Auburn police said a gun was accidentally fired, hitting two officers. One was shot in the leg and taken to Harborview Medical Center. The other was shot in the abdomen and taken to Auburn Regional Hospital. Their wounds were not reported to be serious.

It wasn’t immediately known what agencies the officers were with.


New member
My first experience on a firing range was at Ft Polk in 1969. In over 40 years of shooting, I can't recall an accident at a range.

Grognard Gunny

New member
I had occasion at Gitmo, back in '79, in my duties as Range Safety Officer, to have a detachment of some 15 Marines, including a couple of Leutenants, out for a "Fam Fire" instructional course. (Oh. Did I mention that one of the LTs was a young lady?)

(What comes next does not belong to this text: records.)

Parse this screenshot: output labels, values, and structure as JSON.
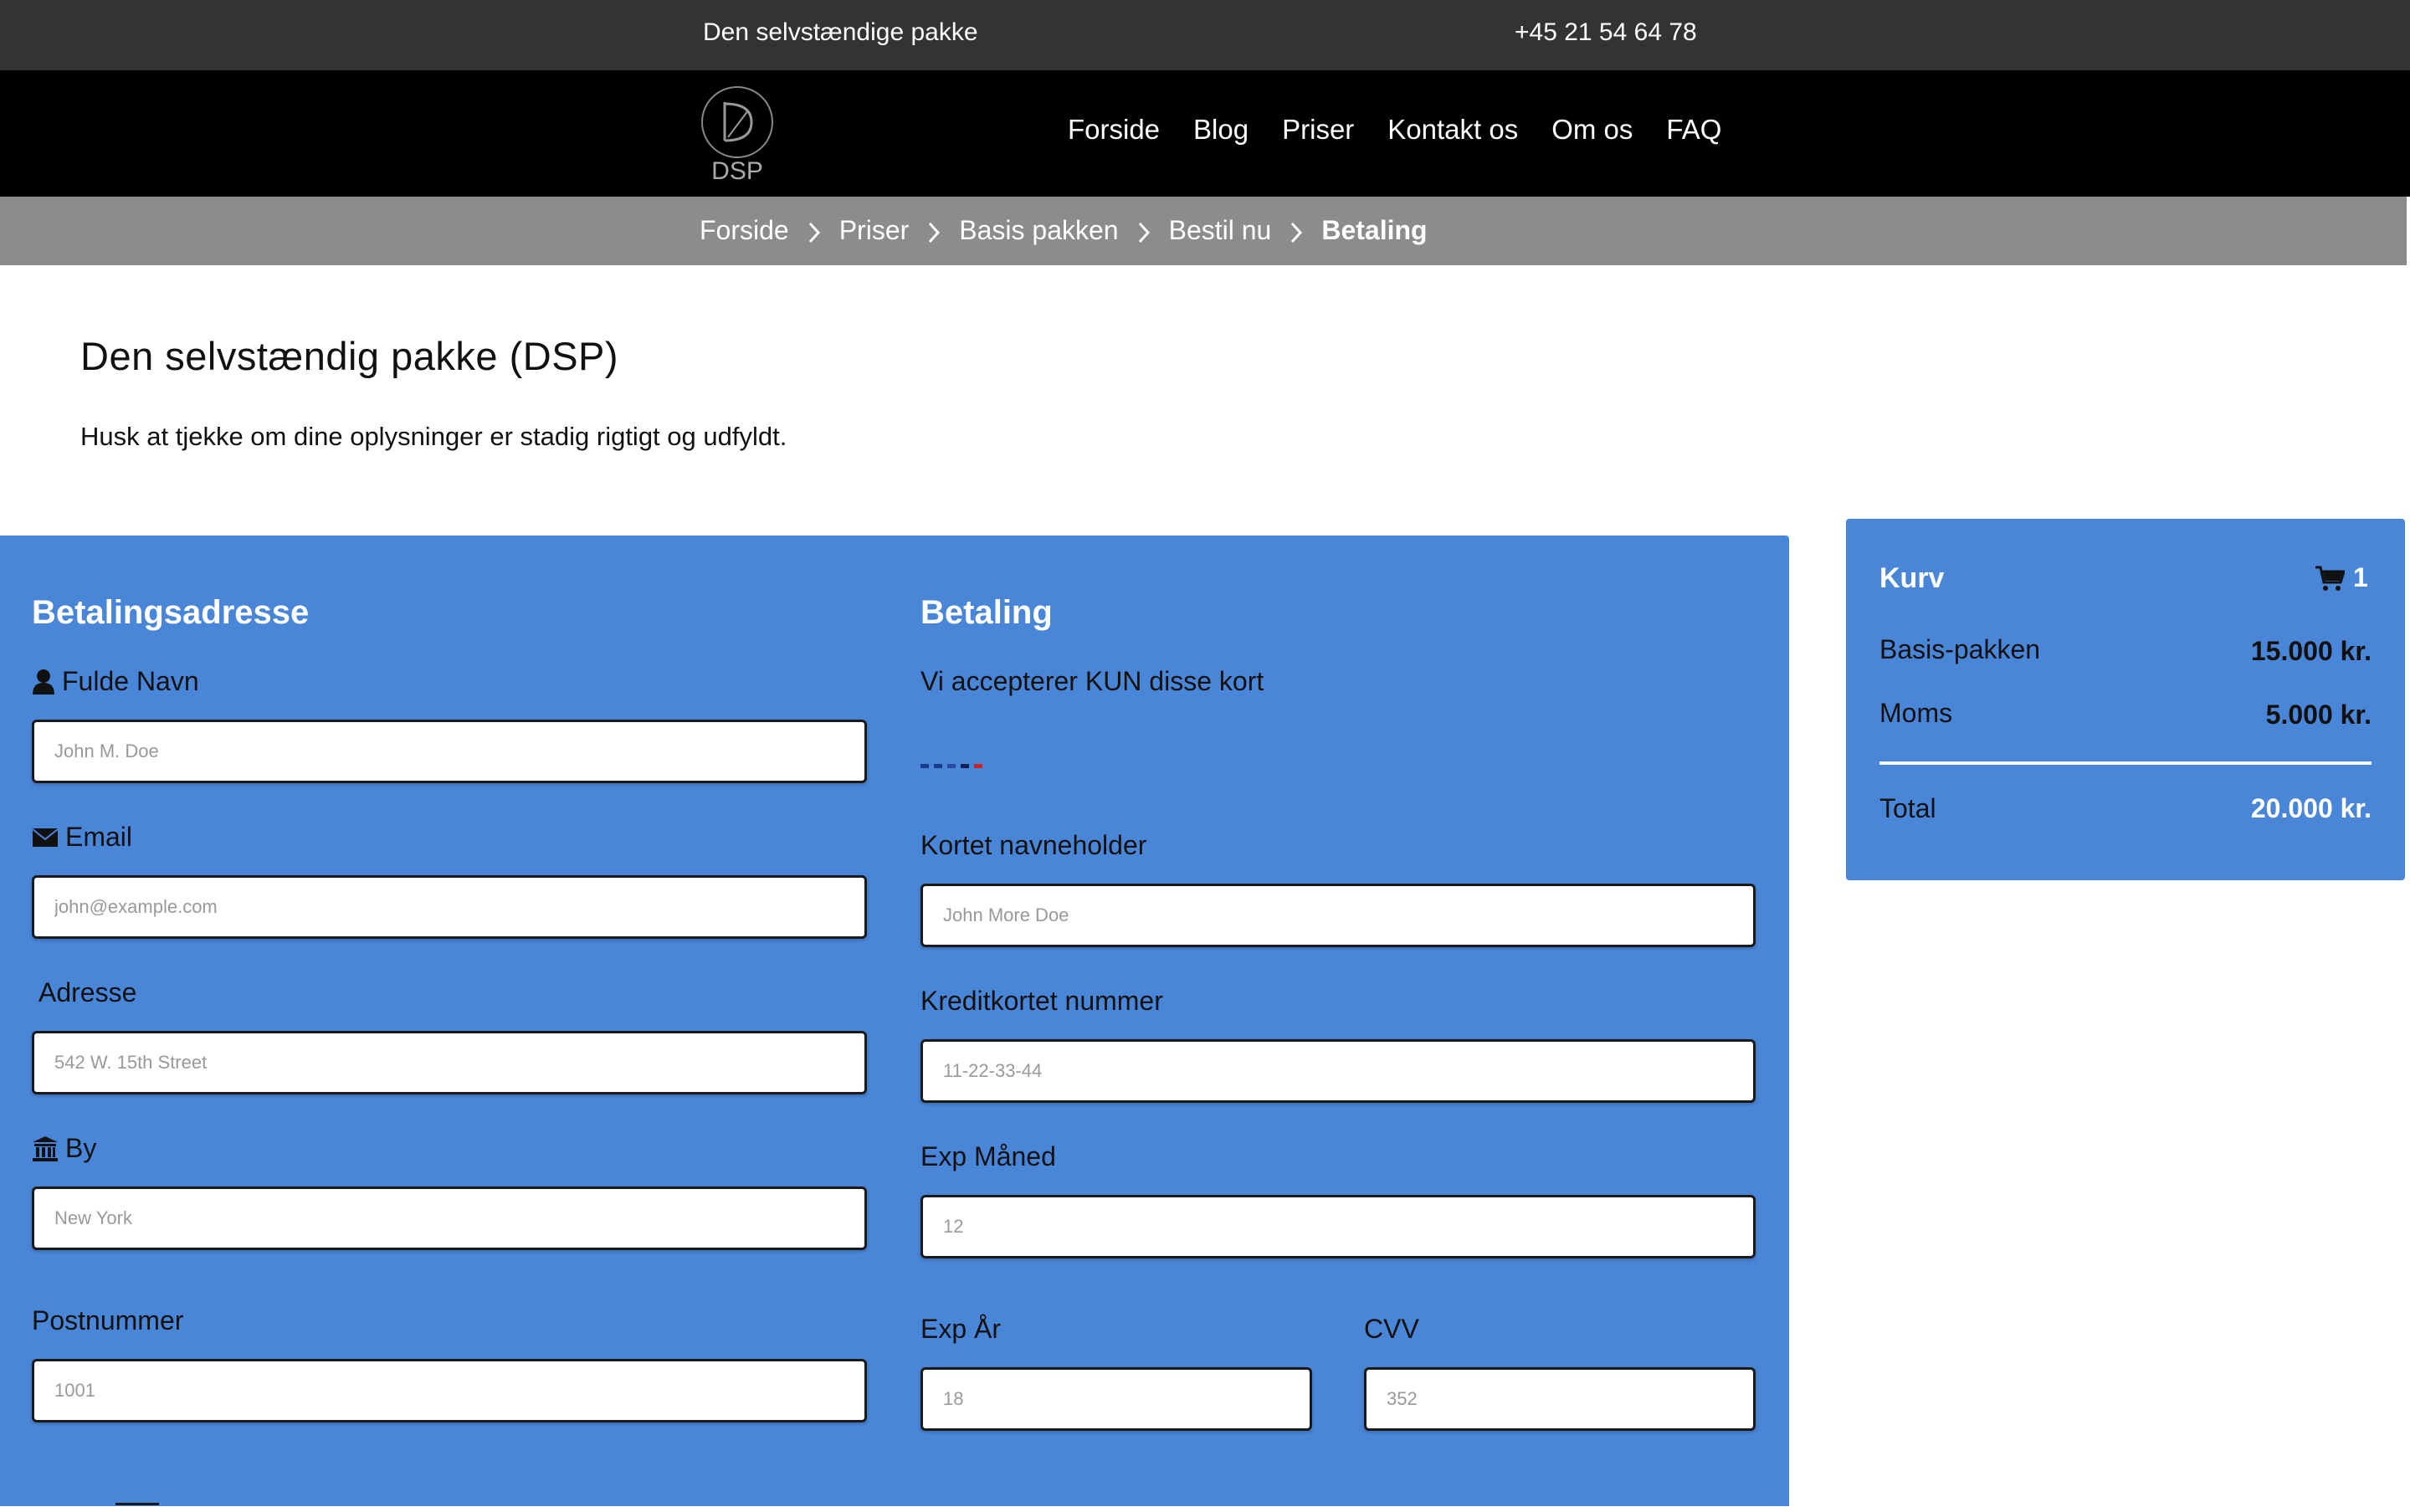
{
  "topbar": {
    "tagline": "Den selvstændige pakke",
    "phone": "+45 21 54 64 78"
  },
  "logo": {
    "text": "DSP"
  },
  "nav": {
    "items": [
      "Forside",
      "Blog",
      "Priser",
      "Kontakt os",
      "Om os",
      "FAQ"
    ]
  },
  "breadcrumb": {
    "items": [
      "Forside",
      "Priser",
      "Basis pakken",
      "Bestil nu",
      "Betaling"
    ]
  },
  "page": {
    "title": "Den selvstændig pakke (DSP)",
    "note": "Husk at tjekke om dine oplysninger er stadig rigtigt og udfyldt."
  },
  "billing": {
    "title": "Betalingsadresse",
    "name_label": "Fulde Navn",
    "name_placeholder": "John M. Doe",
    "email_label": "Email",
    "email_placeholder": "john@example.com",
    "address_label": "Adresse",
    "address_placeholder": "542 W. 15th Street",
    "city_label": "By",
    "city_placeholder": "New York",
    "zip_label": "Postnummer",
    "zip_placeholder": "1001"
  },
  "payment": {
    "title": "Betaling",
    "accepted_cards": "Vi accepterer KUN disse kort",
    "card_colors": [
      "#1a3a8a",
      "#1a3a8a",
      "#2a4aa0",
      "#102050",
      "#cc2222"
    ],
    "cardholder_label": "Kortet navneholder",
    "cardholder_placeholder": "John More Doe",
    "cardnum_label": "Kreditkortet nummer",
    "cardnum_placeholder": "11-22-33-44",
    "expmonth_label": "Exp Måned",
    "expmonth_placeholder": "12",
    "expyear_label": "Exp År",
    "expyear_placeholder": "18",
    "cvv_label": "CVV",
    "cvv_placeholder": "352"
  },
  "cart": {
    "title": "Kurv",
    "count": "1",
    "item_label": "Basis-pakken",
    "item_value": "15.000 kr.",
    "tax_label": "Moms",
    "tax_value": "5.000 kr.",
    "total_label": "Total",
    "total_value": "20.000 kr."
  },
  "colors": {
    "panel": "#4a86d8",
    "topbar": "#333333",
    "navbar": "#000000",
    "breadcrumb": "#8c8c8c"
  }
}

Anyway, after going through the safety and handling of the .45s, I put them on the "line" to bang away at targets. By the numbers; Mag in, slide home, come to raise pistol..... BANG! Said young lady had put one through the tin roofing over the firing line about 45 degrees up and forward of the line.

I yelled "Cease fire and freeze!" and walked down to where the shot had originated. The culprit was readily apparent, she had, at least, the grace to blush profusely! Instead of pulling an R. Lee Irmy routine on her, I simply made a show of looking carefully at the hole in the roofing and told her that the .45 was not a good weapon to use against aircraft and to keep her finger off the trigger until the sights were on target.

She steadied after that and the rest of the afternoon went unblemished.

Said young lady, incidently, went on to become an excellent Officer. She was "deep selected" for Captain a year or so later and become the first female CO of one of our field letter companies. We were stationed at LeJeune together for a couple of years (80-81), and she always came to me for advice when she needed guidance. I always like to think that some of my "training efforts and advice" helped her to become the Officer she became.

... and ain't that exactly what senior NCOs are supposed to do?



Here's a video of someone's unfortunate range accident:
Warning: There is some lanuage used by the victim.
This guy wants to implicate his holster in the mishap but he clearly has his finger on the trigger during the "pull" step. Absolutely human error.


New member
Never had an accident at the range except for a .45 case finding its way to the bridge of my nose and cutting it. I thin kit was totally blamed on bad luck.